Here is how to use LUKE
>>> from textokb import pipeline
# A list of types of entities that I search:
>>> types = [
... "human",
... "person",
... "company",
... "enterprise",
... "business",
... "geographic region",
... "human settlement",
... "geographic entity",
... "territorial entity type",
... "organization",
... ]
>>> device = "cpu" # or device = "cuda" if you do own a gpu.
>>> pipeline = pipeline.TextToKnowledge(key="jueidnxsctiurpwykpumtsntlschpx", types=types, device=device, luke=True)
>>> text = """Elon Musk is a business magnate, industrial designer, and engineer. He is the founder,
... CEO, CTO, and chief designer of SpaceX. He is also early investor, CEO, and product architect of
... Tesla, Inc.
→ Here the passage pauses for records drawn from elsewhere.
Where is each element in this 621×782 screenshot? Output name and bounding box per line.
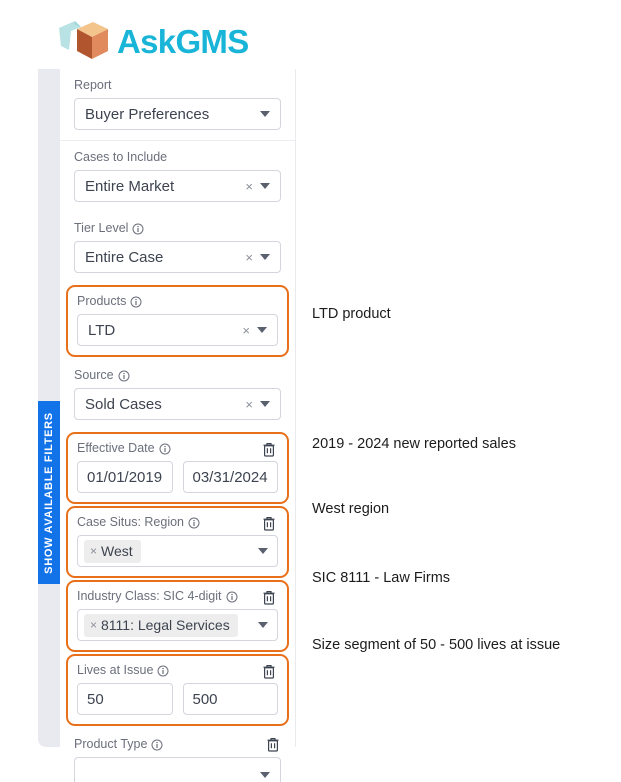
cases-to-include-select[interactable]: Entire Market × <box>74 170 281 202</box>
info-circle-icon[interactable] <box>151 739 163 751</box>
cube-logo-icon <box>59 21 108 59</box>
chevron-down-icon[interactable] <box>258 548 268 554</box>
annotation-date-range: 2019 - 2024 new reported sales <box>312 436 516 452</box>
source-select[interactable]: Sold Cases × <box>74 388 281 420</box>
clear-x-icon[interactable]: × <box>245 398 253 411</box>
chevron-down-icon[interactable] <box>260 183 270 189</box>
trash-icon[interactable] <box>261 441 277 458</box>
filter-product-type: Product Type <box>60 728 295 782</box>
show-available-filters-tab[interactable]: SHOW AVAILABLE FILTERS <box>38 401 60 584</box>
left-rail: SHOW AVAILABLE FILTERS <box>38 69 60 747</box>
info-circle-icon[interactable] <box>188 517 200 529</box>
trash-icon[interactable] <box>261 663 277 680</box>
filter-industry-class-sic: Industry Class: SIC 4-digit × 8111: Lega… <box>66 580 289 652</box>
filter-cases-to-include-label: Cases to Include <box>74 150 168 164</box>
info-circle-icon[interactable] <box>118 370 130 382</box>
chip-remove-icon[interactable]: × <box>90 618 97 632</box>
filter-tier-level: Tier Level Entire Case × <box>60 212 295 283</box>
filters-panel: SHOW AVAILABLE FILTERS Report Buyer Pref… <box>38 69 296 782</box>
filter-products: Products LTD × <box>66 285 289 357</box>
filter-effective-date: Effective Date 01/01/2019 03/31/2024 <box>66 432 289 504</box>
filter-industry-class-sic-label: Industry Class: SIC 4-digit <box>77 589 278 604</box>
industry-class-sic-select[interactable]: × 8111: Legal Services <box>77 609 278 641</box>
app-logo: AskGMS <box>55 16 249 66</box>
filter-source: Source Sold Cases × <box>60 359 295 430</box>
info-circle-icon[interactable] <box>132 223 144 235</box>
info-circle-icon[interactable] <box>157 665 169 677</box>
annotation-ltd-product: LTD product <box>312 306 391 322</box>
filter-report-label: Report <box>74 78 112 92</box>
products-select[interactable]: LTD × <box>77 314 278 346</box>
info-circle-icon[interactable] <box>159 443 171 455</box>
filter-product-type-label: Product Type <box>74 737 281 752</box>
filters-form: Report Buyer Preferences Cases to Includ… <box>60 69 296 782</box>
annotation-west-region: West region <box>312 501 390 517</box>
annotation-sic-law-firms: SIC 8111 - Law Firms <box>312 570 451 586</box>
report-select[interactable]: Buyer Preferences <box>74 98 281 130</box>
filter-report: Report Buyer Preferences <box>60 69 295 141</box>
chip-sic-8111[interactable]: × 8111: Legal Services <box>84 613 238 637</box>
chevron-down-icon[interactable] <box>257 327 267 333</box>
chevron-down-icon[interactable] <box>260 111 270 117</box>
filter-source-label: Source <box>74 368 281 383</box>
source-value: Sold Cases <box>85 395 162 413</box>
filter-case-situs-region: Case Situs: Region × West <box>66 506 289 578</box>
info-circle-icon[interactable] <box>130 296 142 308</box>
trash-icon[interactable] <box>261 589 277 606</box>
show-available-filters-label: SHOW AVAILABLE FILTERS <box>43 411 55 574</box>
chevron-down-icon[interactable] <box>260 401 270 407</box>
lives-at-issue-max-input[interactable]: 500 <box>182 683 278 715</box>
chevron-down-icon[interactable] <box>260 254 270 260</box>
effective-date-to-input[interactable]: 03/31/2024 <box>182 461 278 493</box>
info-circle-icon[interactable] <box>226 591 238 603</box>
chevron-down-icon[interactable] <box>260 772 270 778</box>
effective-date-from-input[interactable]: 01/01/2019 <box>77 461 173 493</box>
clear-x-icon[interactable]: × <box>245 180 253 193</box>
brand-name: AskGMS <box>117 22 249 60</box>
trash-icon[interactable] <box>261 515 277 532</box>
chip-west[interactable]: × West <box>84 539 141 563</box>
filter-cases-to-include: Cases to Include Entire Market × <box>60 141 295 212</box>
app-screenshot: AskGMS SHOW AVAILABLE FILTERS Report Buy… <box>0 0 621 782</box>
tier-level-value: Entire Case <box>85 248 164 266</box>
chevron-down-icon[interactable] <box>258 622 268 628</box>
lives-at-issue-min-input[interactable]: 50 <box>77 683 173 715</box>
filter-lives-at-issue-label: Lives at Issue <box>77 663 278 678</box>
case-situs-region-select[interactable]: × West <box>77 535 278 567</box>
annotation-size-segment: Size segment of 50 - 500 lives at issue <box>312 637 561 653</box>
report-value: Buyer Preferences <box>85 105 210 123</box>
cases-to-include-value: Entire Market <box>85 177 175 195</box>
filter-products-label: Products <box>77 294 278 309</box>
filter-tier-level-label: Tier Level <box>74 221 281 236</box>
filter-effective-date-label: Effective Date <box>77 441 278 456</box>
clear-x-icon[interactable]: × <box>245 251 253 264</box>
filter-case-situs-region-label: Case Situs: Region <box>77 515 278 530</box>
tier-level-select[interactable]: Entire Case × <box>74 241 281 273</box>
chip-remove-icon[interactable]: × <box>90 544 97 558</box>
trash-icon[interactable] <box>265 736 281 753</box>
clear-x-icon[interactable]: × <box>242 324 250 337</box>
products-value: LTD <box>88 321 116 339</box>
chip-label: 8111: Legal Services <box>101 616 230 633</box>
product-type-select[interactable] <box>74 757 281 782</box>
filter-lives-at-issue: Lives at Issue 50 500 <box>66 654 289 726</box>
chip-label: West <box>101 542 133 559</box>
He is also the founder of The Boring Company and the co-founder of Neuralink. A
... centibillionaire, Musk became the richest person in the world in January 2021, with an estimated
... net worth of $185 billion at the time, surpassing Jeff Bezos. Musk was born to a Canadian mother
... and South African father and raised in Pretoria, South Africa. He briefly attended the University
... of Pretoria before moving to Canada aged 17 to attend Queen's University. He transferred to the
... University of Pennsylvania two years later, where he received dual bachelor's degrees in economics
... and physics. He moved to California in 1995 to attend Stanford University, but decided instead to
... pursue a business career. He went on co-founding a web software company Zip2 with his brother
... Kimbal Musk."""
>>> pipeline.process_sentence(text = text)
head relation tail score
0 Elon Musk per:siblings Kimbal Musk 10.436224
1 Kimbal Musk per:siblings Elon Musk 10.040980
2 Elon Musk per:schools_attended University of Pennsylvania 9.808870
3 The Boring Company org:founded_by Elon Musk 8.823962
4 Elon Musk per:employee_of Tesla, Inc. 8.245111
5 SpaceX org:founded_by Elon Musk 7.795369
6 Elon Musk per:employee_of SpaceX 7.765485
7 Elon Musk per:employee_of The Boring Company 7.217330
8 Tesla, Inc. org:founded_by Elon Musk 7.002990
Here is the list of available relations using Luke studio-ousia/luke-large-finetuned-tacred
:
[
'no_relation',
'org:alternate_names',
'org:city_of_headquarters',
'org:country_of_headquarters',
'org:dissolved',
'org:founded',
'org:founded_by',
'org:member_of',
'org:members',
'org:number_of_employees/members',
'org:parents',
'org:political/religious_affiliation',
'org:shareholders',
'org:stateorprovince_of_headquarters',
'org:subsidiaries',
'org:top_members/employees',
'org:website',
'per:age',
'per:alternate_names',
'per:cause_of_death',
'per:charges',
'per:children',
'per:cities_of_residence',
'per:city_of_birth',
'per:city_of_death',
'per:countries_of_residence',
'per:country_of_birth',
'per:country_of_death',
'per:date_of_birth',
'per:date_of_death',
'per:employee_of',
'per:origin',
'per:other_family',
'per:parents',
'per:religion',
'per:schools_attended',
'per:siblings',
'per:spouse',
'per:stateorprovince_of_birth',
'per:stateorprovince_of_death',
'per:stateorprovinces_of_residence',
'per:title'
]
Notes
The first time you initialize the model with Opennre or Luke, you may have to wait a few minutes for the model to download. Since we use the Wikifier API to track entities (NEL), it is necessary that your computer is connected to the internet. You can create your own credential for the API here: Wikifier API registration. Tomaz Bratanic mentions the possibility to replace Wikifier with BLINK however this library is very RAM intensive.
♻️
Work in progress
I failed to use the wiki80_bert_softmax
model from Opennre due to a pre-trained model loading error (i.e. Tensorflow errors on Mac M1). I used the lighter model wiki80_cnn_softmax
when reproducing Tomaz Bratanic's blog post. It would be interesting to be able to easily add different models and especially transformers. The API I used are not optimized for batch predictions. There are a lot of room for improvement by simply updating Opennre and Luke APIs.